The price of natural gas fell nearly 5% on Monday, as lower U.S. LNG exports threaten to exacerbate inventories, which are already significantly higher than the five-year average.
The price of natural gas was just $1.636 as of 4:27pm EDT, a drop pf $0.082 or 4.77%.
The EIA reported that U.S. LNG exports fell week over week for the week ending July 15, with just four vessels with a combined carrying capacity of 15 Bcf leaving the United States that week. This is the lowest volume since the end of 2016—a time when the Sabine Pass LNG was the only LNG export facility in the United States, according to FX Empire.

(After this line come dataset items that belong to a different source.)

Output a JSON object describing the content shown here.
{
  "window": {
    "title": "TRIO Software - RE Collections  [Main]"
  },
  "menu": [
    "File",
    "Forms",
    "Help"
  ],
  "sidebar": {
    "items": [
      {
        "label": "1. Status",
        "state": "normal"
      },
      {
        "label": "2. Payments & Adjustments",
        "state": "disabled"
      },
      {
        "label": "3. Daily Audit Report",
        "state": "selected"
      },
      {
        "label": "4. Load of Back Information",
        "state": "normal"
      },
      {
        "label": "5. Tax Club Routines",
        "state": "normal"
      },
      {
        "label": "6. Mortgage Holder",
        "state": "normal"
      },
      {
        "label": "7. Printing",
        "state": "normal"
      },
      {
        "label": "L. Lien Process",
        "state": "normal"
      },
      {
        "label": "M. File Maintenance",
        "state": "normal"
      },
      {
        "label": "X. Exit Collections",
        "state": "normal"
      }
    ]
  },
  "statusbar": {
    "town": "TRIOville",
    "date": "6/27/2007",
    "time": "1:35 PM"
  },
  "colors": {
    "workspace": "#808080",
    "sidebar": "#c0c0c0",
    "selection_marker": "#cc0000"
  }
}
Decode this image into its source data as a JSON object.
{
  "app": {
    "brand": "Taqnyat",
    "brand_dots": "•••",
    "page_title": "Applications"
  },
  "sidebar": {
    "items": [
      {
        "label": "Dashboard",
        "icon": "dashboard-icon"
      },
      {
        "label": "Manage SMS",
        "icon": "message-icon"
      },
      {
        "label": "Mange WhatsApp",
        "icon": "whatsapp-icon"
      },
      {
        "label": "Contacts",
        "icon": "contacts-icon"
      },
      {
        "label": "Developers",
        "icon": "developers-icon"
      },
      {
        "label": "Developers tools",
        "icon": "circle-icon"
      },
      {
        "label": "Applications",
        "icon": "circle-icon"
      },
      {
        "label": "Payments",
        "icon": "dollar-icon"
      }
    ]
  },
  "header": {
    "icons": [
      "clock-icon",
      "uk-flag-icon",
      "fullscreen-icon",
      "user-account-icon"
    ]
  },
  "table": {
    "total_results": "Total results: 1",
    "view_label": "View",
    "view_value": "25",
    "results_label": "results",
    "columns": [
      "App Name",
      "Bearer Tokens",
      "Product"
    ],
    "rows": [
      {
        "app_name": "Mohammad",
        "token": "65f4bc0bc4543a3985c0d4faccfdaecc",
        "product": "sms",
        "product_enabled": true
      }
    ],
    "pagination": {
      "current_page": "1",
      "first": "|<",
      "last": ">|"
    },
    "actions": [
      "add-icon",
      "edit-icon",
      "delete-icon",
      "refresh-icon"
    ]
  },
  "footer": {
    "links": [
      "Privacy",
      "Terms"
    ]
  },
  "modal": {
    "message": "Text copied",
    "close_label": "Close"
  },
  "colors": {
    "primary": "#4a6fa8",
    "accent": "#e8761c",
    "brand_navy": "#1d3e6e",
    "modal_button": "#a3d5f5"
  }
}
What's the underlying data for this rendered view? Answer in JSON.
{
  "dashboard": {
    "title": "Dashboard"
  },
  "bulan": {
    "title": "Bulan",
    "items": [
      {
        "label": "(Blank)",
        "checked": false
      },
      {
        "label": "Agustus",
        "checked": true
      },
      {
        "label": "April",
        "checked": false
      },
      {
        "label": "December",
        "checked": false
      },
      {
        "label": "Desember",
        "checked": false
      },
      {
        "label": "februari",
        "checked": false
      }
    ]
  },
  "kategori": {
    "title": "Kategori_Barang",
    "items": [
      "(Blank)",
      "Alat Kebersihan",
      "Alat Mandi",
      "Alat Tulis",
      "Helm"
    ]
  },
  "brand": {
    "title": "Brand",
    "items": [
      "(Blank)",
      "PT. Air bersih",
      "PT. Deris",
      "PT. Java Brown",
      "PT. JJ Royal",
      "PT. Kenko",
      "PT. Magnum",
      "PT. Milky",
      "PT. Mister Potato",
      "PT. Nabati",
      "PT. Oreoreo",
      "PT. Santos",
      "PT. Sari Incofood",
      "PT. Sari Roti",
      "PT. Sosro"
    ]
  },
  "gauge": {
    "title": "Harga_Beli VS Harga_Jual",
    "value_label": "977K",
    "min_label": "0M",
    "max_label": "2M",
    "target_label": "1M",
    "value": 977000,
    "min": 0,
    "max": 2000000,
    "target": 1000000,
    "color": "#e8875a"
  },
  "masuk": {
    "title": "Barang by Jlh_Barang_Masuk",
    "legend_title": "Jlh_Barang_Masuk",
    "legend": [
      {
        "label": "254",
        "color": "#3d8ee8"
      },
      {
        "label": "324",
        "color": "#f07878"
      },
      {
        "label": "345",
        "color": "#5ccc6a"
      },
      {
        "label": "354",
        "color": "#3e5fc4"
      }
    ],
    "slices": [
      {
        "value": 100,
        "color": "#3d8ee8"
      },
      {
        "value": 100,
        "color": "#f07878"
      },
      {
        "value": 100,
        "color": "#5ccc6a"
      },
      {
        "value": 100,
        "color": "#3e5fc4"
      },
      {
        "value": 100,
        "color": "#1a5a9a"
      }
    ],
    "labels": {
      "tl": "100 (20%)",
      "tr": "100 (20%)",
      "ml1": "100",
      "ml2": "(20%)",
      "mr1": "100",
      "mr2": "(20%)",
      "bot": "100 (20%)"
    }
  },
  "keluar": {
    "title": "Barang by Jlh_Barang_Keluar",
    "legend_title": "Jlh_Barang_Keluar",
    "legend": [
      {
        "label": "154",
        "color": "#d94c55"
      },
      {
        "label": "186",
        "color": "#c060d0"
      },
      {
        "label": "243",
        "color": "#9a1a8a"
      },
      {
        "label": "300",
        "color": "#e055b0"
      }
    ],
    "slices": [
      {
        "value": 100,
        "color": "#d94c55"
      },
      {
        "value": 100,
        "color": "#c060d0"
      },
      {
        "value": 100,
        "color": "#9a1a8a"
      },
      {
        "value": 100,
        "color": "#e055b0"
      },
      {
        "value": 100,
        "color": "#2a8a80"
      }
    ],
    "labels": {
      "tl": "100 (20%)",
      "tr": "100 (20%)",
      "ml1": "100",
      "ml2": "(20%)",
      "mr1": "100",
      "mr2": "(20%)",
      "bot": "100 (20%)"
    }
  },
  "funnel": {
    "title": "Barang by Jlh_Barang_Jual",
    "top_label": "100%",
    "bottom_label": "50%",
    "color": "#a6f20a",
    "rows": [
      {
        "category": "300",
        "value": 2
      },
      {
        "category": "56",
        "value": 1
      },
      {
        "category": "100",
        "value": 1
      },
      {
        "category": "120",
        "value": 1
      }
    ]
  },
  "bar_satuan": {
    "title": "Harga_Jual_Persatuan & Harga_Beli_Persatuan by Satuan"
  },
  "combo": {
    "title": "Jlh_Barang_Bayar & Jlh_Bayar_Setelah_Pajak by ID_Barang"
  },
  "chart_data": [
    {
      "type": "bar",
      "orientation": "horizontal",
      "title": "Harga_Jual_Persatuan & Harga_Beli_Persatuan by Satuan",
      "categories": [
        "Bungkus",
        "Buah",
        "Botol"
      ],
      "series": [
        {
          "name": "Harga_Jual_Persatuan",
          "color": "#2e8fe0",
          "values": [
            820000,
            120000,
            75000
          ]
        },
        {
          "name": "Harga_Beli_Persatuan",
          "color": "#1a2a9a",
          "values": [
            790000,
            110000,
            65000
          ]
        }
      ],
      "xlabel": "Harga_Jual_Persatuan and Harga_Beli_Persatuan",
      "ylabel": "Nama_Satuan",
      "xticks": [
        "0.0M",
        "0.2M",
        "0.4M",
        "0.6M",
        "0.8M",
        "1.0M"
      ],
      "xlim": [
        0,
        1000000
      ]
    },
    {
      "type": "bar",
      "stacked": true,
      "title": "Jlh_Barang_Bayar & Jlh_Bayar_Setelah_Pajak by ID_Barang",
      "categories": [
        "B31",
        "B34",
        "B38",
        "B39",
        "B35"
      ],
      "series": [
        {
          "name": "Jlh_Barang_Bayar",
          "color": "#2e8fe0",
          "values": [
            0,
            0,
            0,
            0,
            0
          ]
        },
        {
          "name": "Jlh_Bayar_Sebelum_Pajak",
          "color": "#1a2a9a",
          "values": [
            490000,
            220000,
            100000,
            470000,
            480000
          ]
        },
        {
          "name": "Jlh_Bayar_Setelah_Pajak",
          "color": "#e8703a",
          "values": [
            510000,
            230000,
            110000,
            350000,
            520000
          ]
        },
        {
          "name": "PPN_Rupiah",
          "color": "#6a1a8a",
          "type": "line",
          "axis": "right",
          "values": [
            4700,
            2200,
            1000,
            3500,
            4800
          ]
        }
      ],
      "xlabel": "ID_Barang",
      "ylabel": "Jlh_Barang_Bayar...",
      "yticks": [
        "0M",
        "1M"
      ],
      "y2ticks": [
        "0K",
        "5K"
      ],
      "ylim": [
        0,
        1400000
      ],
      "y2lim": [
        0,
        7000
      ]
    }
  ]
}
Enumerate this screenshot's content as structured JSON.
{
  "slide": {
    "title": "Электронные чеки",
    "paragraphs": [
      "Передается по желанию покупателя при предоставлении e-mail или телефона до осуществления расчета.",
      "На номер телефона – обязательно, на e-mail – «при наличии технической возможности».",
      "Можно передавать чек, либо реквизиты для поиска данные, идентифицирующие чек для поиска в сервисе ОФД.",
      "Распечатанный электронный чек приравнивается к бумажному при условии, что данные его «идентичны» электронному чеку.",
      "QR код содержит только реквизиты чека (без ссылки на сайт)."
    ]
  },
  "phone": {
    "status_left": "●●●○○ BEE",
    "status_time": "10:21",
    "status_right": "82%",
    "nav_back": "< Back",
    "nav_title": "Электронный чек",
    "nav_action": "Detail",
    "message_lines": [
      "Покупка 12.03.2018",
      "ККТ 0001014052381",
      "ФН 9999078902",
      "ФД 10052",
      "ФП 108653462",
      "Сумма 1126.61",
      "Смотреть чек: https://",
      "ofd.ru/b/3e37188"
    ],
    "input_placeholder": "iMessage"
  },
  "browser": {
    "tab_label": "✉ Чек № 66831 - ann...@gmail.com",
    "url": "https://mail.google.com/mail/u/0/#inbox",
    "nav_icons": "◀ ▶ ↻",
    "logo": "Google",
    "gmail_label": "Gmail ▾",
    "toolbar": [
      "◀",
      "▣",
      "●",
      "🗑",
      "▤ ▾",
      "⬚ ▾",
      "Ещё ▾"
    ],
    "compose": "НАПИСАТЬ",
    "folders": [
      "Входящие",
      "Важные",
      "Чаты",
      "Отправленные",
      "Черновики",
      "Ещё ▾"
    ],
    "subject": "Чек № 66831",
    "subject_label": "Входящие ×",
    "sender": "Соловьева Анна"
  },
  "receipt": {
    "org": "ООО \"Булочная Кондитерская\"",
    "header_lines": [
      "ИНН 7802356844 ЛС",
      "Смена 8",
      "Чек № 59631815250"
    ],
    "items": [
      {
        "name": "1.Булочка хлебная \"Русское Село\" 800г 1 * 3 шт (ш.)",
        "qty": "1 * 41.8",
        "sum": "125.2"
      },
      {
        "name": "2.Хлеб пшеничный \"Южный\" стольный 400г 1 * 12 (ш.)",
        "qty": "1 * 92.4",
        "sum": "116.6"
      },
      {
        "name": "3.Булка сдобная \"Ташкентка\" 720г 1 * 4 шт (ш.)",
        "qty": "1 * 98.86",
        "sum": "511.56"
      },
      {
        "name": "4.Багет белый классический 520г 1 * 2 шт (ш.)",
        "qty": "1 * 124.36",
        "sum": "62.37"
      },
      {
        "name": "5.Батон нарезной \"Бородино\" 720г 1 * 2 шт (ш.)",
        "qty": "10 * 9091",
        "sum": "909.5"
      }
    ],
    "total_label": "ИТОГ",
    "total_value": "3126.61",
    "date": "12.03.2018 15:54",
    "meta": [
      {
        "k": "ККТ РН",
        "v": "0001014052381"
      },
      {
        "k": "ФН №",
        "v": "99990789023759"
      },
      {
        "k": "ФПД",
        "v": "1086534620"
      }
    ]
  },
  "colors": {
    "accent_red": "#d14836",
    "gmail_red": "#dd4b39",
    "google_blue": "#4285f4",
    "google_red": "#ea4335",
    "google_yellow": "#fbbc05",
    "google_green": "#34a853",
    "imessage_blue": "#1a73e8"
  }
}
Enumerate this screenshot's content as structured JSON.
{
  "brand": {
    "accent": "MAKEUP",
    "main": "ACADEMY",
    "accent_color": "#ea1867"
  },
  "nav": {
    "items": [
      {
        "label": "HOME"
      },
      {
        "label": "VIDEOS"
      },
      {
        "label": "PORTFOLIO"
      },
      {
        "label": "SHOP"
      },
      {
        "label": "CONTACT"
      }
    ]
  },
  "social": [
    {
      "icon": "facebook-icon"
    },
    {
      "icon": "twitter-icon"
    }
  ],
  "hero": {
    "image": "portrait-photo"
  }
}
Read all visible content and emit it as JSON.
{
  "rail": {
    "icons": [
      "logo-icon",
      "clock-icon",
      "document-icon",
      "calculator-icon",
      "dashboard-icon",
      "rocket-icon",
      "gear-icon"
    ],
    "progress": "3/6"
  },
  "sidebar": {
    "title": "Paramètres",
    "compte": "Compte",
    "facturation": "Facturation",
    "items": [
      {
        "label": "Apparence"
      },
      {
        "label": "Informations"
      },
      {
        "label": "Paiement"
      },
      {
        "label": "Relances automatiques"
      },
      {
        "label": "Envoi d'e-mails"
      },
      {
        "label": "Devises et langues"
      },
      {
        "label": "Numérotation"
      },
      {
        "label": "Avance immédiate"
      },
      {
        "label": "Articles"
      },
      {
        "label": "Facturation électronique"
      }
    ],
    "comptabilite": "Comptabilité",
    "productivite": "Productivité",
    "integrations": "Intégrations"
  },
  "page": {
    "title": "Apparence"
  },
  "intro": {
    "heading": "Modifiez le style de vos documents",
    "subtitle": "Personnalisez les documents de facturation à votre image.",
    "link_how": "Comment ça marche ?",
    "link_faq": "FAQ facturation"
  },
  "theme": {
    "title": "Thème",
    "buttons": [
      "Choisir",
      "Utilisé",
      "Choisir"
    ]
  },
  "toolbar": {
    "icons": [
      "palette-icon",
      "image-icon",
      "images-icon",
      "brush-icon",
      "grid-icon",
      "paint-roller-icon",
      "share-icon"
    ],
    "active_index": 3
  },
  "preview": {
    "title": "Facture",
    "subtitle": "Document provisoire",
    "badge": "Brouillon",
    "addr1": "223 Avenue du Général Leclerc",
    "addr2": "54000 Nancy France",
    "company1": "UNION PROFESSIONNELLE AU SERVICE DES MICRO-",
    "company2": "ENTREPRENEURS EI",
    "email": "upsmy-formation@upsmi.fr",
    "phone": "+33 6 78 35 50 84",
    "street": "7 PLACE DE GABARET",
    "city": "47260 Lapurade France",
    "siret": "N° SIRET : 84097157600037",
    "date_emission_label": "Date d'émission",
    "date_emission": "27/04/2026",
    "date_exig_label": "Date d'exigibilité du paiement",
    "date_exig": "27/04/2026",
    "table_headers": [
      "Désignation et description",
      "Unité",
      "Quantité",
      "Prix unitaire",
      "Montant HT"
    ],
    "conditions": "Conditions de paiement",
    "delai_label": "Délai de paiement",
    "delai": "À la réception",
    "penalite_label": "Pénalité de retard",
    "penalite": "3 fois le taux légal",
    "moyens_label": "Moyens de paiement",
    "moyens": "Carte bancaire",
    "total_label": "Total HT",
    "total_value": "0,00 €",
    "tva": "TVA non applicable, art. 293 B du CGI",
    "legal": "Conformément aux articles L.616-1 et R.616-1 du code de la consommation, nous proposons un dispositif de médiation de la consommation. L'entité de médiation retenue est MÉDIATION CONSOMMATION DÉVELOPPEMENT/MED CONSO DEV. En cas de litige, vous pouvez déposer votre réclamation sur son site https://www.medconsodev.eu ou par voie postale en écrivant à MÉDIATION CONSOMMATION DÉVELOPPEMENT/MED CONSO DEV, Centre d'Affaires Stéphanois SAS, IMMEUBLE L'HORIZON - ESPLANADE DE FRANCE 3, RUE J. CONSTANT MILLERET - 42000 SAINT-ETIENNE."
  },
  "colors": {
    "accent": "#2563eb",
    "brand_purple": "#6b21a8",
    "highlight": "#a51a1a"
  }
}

Last year at this time, natural gas deliveries to U.S. LNG export facilities were setting records, according to the EIA. This year, the pandemic is cramping the style for the cleaner fuel, and inventories are well above the five-year average, at 3.178 billion cubic feet as of July 10. That compares to the year ago levels of 2.515 Bcf, and the five-year average of 2.742 Bcf.
But the low prices did little to assuage Chevron’s appetite for Houston-based energy producer Noble Energy, who is embedded with natural gas in a major Israeli gas project, Leviathan.
Chevron’s CEO sees the near-term oil market as “cloudy”.
“The crystal ball is cloudy right now. There’s so much uncertainty on the trajectory of the pandemic, the rate of development of effective vaccines and government policy interventions to try to manage risk between here and there. It’s a fluid environment. We expect choppy economic and price activity,” Chevron CEO Mike Wirth said in an interview with Reuters.
Chevron does see long-term demand growth for natural gas, however, largely from population growth and the push to lower greenhouse gas emissions.